Lednev and Bueno investigated a novel approach for detection of GSR using ATR-FT-IR spectroscopic imaging. The chemists’ method creates a “fingerprint” which targets a wider range of chemicals than existing methodologies. Current processes recreate a crime scene story only in hazy detail. The most widely used technique today specializes in detecting the heavy metals that some ammunition contains. Newer bullets, however, aren't necessarily made with heavy metals, making analyses much more difficult. Also, existing methods require expensive equipment and a lot of time -- luxuries law enforcement can’t afford.
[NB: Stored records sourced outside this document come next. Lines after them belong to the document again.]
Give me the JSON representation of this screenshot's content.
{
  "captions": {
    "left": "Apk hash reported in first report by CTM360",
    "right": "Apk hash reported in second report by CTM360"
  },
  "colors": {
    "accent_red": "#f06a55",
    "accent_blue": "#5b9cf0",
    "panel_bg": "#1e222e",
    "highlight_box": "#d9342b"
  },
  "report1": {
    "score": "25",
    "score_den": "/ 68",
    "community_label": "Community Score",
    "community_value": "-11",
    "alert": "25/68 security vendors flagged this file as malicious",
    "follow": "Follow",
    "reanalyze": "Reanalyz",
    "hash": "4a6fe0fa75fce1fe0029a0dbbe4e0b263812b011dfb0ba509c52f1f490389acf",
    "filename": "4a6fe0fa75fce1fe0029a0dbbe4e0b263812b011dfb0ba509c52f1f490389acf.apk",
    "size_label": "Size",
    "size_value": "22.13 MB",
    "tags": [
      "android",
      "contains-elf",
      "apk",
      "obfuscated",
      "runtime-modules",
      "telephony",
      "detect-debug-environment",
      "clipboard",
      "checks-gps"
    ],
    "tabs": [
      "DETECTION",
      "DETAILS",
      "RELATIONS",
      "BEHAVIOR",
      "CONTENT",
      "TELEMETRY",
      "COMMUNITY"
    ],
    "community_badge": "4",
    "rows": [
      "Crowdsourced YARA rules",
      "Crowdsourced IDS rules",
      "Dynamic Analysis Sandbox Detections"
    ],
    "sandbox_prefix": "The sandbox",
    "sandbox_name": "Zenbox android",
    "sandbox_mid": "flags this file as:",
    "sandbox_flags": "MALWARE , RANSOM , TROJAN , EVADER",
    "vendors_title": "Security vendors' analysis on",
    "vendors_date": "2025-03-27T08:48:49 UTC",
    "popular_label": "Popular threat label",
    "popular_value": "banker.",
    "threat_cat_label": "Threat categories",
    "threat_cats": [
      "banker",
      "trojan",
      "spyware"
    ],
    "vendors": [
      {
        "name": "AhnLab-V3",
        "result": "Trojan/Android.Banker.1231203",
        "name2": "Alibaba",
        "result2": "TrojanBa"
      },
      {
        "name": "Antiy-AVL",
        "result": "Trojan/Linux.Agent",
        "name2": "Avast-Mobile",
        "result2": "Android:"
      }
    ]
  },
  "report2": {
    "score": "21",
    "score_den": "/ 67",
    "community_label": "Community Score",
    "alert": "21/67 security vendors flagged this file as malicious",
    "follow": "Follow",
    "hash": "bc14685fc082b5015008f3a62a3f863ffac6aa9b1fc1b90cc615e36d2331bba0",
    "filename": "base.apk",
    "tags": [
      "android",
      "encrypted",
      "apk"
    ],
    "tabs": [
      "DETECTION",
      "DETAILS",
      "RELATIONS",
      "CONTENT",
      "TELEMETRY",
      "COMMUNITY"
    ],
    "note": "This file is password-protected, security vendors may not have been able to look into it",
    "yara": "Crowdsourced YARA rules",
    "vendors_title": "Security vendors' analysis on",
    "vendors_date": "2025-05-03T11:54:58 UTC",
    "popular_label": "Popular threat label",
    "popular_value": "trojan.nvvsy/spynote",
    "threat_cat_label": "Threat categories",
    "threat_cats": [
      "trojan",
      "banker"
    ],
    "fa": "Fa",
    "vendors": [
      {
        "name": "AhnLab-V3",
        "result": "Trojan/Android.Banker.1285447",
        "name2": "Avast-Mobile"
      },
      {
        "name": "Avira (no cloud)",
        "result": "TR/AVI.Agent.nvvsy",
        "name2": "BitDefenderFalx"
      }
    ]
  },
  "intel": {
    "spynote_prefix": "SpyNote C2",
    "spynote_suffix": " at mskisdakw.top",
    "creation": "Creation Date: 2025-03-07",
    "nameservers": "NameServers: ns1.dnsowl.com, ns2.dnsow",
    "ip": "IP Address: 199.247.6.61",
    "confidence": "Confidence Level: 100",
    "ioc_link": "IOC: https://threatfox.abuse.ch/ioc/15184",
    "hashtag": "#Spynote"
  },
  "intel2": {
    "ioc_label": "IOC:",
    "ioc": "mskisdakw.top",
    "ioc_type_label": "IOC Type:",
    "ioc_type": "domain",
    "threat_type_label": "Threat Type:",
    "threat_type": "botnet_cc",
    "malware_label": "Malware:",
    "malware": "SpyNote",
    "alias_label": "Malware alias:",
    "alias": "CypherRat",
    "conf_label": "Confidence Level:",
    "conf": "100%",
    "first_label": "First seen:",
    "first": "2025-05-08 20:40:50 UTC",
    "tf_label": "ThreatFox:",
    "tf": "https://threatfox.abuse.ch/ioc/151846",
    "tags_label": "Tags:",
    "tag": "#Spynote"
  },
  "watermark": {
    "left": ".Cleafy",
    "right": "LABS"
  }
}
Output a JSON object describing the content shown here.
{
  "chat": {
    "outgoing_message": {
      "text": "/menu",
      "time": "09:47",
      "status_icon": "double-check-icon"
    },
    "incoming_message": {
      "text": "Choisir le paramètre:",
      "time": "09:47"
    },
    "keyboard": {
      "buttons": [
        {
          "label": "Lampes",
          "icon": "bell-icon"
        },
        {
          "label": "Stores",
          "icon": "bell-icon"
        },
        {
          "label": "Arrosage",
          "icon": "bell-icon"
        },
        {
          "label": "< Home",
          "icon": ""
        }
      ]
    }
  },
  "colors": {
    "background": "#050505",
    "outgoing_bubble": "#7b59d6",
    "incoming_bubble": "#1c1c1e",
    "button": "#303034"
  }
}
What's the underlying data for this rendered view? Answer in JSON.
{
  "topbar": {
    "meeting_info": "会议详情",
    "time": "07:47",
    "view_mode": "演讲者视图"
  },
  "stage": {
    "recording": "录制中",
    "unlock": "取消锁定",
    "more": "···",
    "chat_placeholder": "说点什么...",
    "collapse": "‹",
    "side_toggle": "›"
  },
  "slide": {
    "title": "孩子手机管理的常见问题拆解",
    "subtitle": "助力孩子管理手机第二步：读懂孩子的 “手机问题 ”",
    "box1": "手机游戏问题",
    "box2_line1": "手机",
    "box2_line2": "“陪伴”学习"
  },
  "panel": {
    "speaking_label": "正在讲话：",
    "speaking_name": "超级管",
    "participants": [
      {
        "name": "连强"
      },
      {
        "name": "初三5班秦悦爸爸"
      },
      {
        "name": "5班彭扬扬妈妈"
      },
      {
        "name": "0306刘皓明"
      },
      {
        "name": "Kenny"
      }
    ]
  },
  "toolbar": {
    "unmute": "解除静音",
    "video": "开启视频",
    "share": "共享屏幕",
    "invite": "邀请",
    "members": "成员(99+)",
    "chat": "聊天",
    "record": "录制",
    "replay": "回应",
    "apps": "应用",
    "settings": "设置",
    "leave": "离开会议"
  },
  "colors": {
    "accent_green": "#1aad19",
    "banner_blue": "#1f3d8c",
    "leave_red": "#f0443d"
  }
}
Their work is detailed in a study published this month in the American Chemical Society journal Analytical Chemistry. The researchers contend that ATR-FT-IR analysis of GSR is nondestructive and offers a useful molecular “fingerprint” of the detected GSR. Vibrational (infrared and Raman) spectroscopy of organic residue offers a considerably more unique spectrum and thus higher specificity, when compared to the analysis of GSR with elemental spectroscopy.

Organic gunshot residue (OGSR) comprises explosive materials originating from the propellant of the discharged ammunition, while inorganic gunshot residue (IGSR) is formed from the inorganic contributions of the ammunition primer, propellant, projectile (bullet), and cartridge case. Detection of GSR at a crime scene is critical, as it is indicative of a shooting incident. Furthermore, detection of GSR on the body or clothing of a person indicates their presence and often degree of involvement in a crime.

Lednev, an international expert in laser spectroscopy and a member of the White House Subcommittee on Forensic Science, is renowned for the development of an easy-to-use approach for crime scene investigators (CSIs) to identify body fluid traces at crime scenes. Utilizing Raman spectroscopy, Lednev's approach allows investigators to quickly make on-field, confirmatory identifications of body fluids. The portable spectrometers -- devices used to measure properties of light over a specific portion of the electromagnetic spectrum -- are capable of differentiating between human and animal species, and in determining the age of a biological stain.